Are people on benefits poor?

This post is prompted by a number of comments I’ve recently seen regarding benefit cuts. Many people are suggesting that benefit cuts will put people into poverty. This presupposes that there are people who are presently receiving benefits, but whom we would not call “poor”. This has jarred with my (somewhat unexamined) perceptions of the welfare state.

It has seemed to me (as someone who grew up in South Africa, which has no welfare state) that the welfare state exists specifically to help people who are facing hardship. In South Africa one simply had to provide for oneself and if one couldn’t, one starved. The welfare state, on the other hand, exists to ensure that no one slips between the cracks in this way. It is, essentially, society at large rallying round those who face misfortune and helping them. It is, in the end, charity.

But if this perception is correct, then those who are supported by the welfare state are presumably people facing misfortune. They are the people who would have slipped through the cracks if they had lived in South Africa. They are, in short, poor.

And now that I think about it, my family is in receipt of benefits. We receive child benefits, simply by virtue of having procreated. Granted the amount is not vast, but it’s not insubstantial either and we received it even when I worked at an investment bank. We also receive child tax credits, primarily because we needed this while I was an ordinand and the Church of England assumed we would receive it and gave us correspondingly less grant money.
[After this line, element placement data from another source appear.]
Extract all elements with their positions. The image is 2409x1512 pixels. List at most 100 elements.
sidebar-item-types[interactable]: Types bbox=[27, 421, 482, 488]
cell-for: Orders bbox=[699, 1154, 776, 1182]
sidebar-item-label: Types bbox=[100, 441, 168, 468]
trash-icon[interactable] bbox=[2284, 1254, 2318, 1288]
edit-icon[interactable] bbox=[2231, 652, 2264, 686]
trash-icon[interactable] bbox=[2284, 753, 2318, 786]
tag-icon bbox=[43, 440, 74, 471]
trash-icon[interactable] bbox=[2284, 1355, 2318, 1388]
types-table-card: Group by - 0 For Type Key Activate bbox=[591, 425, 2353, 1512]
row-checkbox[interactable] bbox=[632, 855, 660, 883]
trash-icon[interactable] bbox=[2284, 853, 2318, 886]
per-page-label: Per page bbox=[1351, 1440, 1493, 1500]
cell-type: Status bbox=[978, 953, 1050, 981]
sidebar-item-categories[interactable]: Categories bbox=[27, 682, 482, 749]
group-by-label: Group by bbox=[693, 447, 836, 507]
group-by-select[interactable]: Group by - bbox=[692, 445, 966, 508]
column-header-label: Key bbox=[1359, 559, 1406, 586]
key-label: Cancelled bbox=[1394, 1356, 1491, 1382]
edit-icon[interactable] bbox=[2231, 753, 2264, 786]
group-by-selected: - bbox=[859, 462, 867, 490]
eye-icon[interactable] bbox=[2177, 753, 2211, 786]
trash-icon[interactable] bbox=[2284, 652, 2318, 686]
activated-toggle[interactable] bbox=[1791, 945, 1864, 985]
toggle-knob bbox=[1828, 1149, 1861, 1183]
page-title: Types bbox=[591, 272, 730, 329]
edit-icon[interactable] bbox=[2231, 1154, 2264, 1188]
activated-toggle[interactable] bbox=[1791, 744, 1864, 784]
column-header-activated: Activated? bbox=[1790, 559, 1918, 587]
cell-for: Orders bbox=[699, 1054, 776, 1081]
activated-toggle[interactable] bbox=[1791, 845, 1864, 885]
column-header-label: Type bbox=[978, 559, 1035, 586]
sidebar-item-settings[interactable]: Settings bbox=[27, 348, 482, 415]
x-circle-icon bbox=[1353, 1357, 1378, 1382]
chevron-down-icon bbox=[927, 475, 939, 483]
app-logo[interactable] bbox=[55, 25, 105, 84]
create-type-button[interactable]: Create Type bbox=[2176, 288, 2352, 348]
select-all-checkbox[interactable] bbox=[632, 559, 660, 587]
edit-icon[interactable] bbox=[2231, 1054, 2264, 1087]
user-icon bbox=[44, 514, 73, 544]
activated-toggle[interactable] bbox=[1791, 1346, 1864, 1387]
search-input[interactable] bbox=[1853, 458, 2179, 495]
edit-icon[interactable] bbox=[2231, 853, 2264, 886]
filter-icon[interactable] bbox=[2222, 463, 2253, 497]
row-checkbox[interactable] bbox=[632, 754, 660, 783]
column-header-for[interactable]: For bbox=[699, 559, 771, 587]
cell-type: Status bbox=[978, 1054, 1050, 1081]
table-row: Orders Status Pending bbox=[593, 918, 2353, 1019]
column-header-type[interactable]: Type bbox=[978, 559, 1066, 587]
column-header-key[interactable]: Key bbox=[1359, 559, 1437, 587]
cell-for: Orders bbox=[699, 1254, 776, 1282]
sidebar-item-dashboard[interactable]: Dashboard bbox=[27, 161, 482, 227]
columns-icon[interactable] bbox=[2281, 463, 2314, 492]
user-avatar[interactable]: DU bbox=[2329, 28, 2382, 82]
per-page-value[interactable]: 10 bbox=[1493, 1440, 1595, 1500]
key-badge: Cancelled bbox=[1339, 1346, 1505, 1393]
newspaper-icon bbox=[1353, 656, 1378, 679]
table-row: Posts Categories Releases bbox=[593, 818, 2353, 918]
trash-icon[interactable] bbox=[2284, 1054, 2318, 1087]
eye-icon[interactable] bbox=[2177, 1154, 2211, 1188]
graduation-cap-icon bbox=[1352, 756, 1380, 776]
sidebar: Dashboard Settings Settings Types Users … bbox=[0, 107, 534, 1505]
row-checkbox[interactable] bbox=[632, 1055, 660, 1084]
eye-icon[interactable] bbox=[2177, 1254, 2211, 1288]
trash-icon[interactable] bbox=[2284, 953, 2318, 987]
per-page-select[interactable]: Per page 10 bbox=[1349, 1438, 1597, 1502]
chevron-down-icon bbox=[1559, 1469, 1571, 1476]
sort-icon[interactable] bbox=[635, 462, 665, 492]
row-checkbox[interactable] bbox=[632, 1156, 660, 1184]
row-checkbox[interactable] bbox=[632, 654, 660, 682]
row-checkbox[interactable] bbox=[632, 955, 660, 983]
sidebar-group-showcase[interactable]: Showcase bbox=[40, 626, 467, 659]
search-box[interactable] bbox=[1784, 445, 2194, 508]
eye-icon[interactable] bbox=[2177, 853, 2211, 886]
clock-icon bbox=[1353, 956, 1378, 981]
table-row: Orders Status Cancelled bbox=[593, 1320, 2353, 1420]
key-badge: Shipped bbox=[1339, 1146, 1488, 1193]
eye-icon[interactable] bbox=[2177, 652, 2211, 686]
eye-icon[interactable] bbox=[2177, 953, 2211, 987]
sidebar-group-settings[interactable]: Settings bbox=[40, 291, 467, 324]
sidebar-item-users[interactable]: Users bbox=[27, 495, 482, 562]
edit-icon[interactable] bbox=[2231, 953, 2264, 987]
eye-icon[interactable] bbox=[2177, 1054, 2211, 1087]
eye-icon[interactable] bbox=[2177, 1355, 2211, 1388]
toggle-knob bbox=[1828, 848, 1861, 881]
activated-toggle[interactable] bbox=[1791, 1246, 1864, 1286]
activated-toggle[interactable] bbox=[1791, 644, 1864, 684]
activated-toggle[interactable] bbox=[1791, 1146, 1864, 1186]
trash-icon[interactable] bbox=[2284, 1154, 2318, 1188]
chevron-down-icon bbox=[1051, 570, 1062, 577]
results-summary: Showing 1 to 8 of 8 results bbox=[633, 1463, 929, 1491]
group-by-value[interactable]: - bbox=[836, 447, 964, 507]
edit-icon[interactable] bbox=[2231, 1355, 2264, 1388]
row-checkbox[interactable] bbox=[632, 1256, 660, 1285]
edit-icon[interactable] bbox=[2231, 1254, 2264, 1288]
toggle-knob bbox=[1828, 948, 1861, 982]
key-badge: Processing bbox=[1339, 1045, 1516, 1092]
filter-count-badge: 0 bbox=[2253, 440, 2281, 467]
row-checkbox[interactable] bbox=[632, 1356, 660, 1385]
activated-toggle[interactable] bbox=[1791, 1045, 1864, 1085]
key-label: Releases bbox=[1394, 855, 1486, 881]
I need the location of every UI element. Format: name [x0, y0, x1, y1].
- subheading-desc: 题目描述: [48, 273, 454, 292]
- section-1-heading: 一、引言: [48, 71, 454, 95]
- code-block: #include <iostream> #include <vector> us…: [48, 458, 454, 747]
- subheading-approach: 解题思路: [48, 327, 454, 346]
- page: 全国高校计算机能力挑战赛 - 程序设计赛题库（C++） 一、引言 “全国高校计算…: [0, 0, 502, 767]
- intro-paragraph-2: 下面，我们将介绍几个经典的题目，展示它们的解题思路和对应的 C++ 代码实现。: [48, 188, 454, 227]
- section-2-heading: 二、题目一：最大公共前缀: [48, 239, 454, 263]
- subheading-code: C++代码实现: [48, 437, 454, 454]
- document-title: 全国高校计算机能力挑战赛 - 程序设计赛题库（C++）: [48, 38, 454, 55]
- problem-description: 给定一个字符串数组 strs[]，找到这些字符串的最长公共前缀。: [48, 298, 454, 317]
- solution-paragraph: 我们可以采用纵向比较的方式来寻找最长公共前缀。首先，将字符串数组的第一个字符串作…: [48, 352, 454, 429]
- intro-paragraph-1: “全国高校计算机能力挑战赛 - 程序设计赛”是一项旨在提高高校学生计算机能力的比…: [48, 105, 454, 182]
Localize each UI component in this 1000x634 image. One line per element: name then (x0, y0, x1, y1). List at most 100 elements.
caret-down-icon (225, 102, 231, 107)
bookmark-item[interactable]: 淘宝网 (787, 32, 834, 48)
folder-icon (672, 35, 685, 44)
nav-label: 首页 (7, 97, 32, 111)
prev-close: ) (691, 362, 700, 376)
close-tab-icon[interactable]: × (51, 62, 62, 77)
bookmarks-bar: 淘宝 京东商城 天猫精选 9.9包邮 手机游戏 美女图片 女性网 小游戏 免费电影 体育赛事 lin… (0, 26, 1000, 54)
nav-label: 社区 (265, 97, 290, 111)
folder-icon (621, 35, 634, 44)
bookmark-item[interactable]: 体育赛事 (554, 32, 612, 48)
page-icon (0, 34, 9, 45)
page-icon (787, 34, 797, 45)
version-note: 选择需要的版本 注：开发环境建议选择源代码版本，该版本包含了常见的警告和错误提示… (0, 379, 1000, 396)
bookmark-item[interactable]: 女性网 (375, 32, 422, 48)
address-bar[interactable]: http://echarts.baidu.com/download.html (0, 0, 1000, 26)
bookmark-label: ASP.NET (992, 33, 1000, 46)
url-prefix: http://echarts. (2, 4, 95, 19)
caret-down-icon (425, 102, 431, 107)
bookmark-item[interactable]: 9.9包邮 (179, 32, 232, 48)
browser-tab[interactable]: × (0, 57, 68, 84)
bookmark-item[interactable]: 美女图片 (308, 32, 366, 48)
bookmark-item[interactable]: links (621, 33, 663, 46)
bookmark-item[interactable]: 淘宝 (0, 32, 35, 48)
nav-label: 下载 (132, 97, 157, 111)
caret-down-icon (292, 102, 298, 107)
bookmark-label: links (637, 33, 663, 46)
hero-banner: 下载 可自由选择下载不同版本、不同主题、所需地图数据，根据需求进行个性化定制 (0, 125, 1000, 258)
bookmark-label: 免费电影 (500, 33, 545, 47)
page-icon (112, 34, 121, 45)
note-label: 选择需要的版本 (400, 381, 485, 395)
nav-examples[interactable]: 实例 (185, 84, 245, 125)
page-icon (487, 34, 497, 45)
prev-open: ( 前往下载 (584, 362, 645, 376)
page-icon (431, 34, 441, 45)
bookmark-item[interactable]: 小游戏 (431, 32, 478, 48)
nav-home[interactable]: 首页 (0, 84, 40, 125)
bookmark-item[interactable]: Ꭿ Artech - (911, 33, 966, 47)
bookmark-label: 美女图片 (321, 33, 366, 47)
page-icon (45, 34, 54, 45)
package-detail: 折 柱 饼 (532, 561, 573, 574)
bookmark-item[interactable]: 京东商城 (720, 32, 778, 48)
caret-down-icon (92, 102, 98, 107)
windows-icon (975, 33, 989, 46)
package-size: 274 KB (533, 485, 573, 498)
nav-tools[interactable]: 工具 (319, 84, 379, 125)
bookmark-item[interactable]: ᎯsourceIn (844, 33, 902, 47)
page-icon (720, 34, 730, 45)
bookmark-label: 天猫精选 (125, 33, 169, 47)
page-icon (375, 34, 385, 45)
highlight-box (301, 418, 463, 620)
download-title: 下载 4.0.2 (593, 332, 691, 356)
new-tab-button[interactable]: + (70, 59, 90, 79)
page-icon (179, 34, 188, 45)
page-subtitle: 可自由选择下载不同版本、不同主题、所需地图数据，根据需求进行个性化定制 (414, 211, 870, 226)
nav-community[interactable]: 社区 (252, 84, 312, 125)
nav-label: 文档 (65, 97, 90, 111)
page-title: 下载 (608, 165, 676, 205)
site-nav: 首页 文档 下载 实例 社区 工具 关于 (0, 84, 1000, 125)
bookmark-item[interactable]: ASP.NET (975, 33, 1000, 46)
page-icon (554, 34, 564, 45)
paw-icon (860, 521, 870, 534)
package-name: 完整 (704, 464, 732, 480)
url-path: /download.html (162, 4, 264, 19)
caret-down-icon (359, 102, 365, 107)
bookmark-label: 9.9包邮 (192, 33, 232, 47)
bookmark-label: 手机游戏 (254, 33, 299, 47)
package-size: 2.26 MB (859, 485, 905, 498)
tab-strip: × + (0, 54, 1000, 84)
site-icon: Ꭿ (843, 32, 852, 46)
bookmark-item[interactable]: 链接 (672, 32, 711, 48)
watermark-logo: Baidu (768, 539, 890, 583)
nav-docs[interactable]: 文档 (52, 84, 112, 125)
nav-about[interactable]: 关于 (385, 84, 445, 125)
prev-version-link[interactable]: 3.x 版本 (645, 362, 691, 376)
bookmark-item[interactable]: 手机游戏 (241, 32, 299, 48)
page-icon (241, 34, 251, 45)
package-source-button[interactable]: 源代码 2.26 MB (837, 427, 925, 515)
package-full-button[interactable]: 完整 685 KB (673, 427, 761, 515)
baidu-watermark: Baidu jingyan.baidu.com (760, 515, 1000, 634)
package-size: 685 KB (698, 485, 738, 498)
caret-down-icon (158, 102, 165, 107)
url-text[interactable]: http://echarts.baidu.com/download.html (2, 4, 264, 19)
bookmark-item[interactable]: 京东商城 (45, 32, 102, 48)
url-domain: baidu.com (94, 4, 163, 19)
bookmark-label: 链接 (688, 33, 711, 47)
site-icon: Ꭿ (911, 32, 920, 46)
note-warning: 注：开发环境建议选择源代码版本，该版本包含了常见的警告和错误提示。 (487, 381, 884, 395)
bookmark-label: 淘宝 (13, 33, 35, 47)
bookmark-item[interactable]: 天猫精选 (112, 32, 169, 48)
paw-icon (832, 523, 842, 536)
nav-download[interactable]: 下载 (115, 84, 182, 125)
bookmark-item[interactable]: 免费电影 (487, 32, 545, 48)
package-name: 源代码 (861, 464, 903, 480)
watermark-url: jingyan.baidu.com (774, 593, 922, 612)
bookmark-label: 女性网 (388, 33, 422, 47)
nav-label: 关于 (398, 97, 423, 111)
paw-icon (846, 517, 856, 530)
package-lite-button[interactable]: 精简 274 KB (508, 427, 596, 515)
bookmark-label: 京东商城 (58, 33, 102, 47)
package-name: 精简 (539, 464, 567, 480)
Things will change come April because I’ve been receiving a stipend since July 2012, but even then we’ll still get something.

Now, here’s the thing, we really don’t think of ourselves as poor. We don’t see ourselves as facing misfortune, and we don’t think of ourselves as being supported by a caring society which is helping us out. We don’t think of ourselves in receipt of charity. Which suggests that the welfare state is not what I described above. Or that it is, at any rate, more than what I described. It may, indeed, be charity, but isn’t it also a system which exists to top up the income of those who are not paid enough? Is this what we really think? Is this what we intend from the welfare state? It would seem so.

So, finally, here is my question. Would a healthy economy have people who are gainfully employed but whose income from their employment is insufficient to meet their needs? Should we consider such a situation just? And if not, why hide the injustice by failing to call such people “poor”? After all, when working people are forced to receive food from a foodbank, we cry out about the wrongness of an economy which would allow this. So, why accept the situation when the help comes from the government?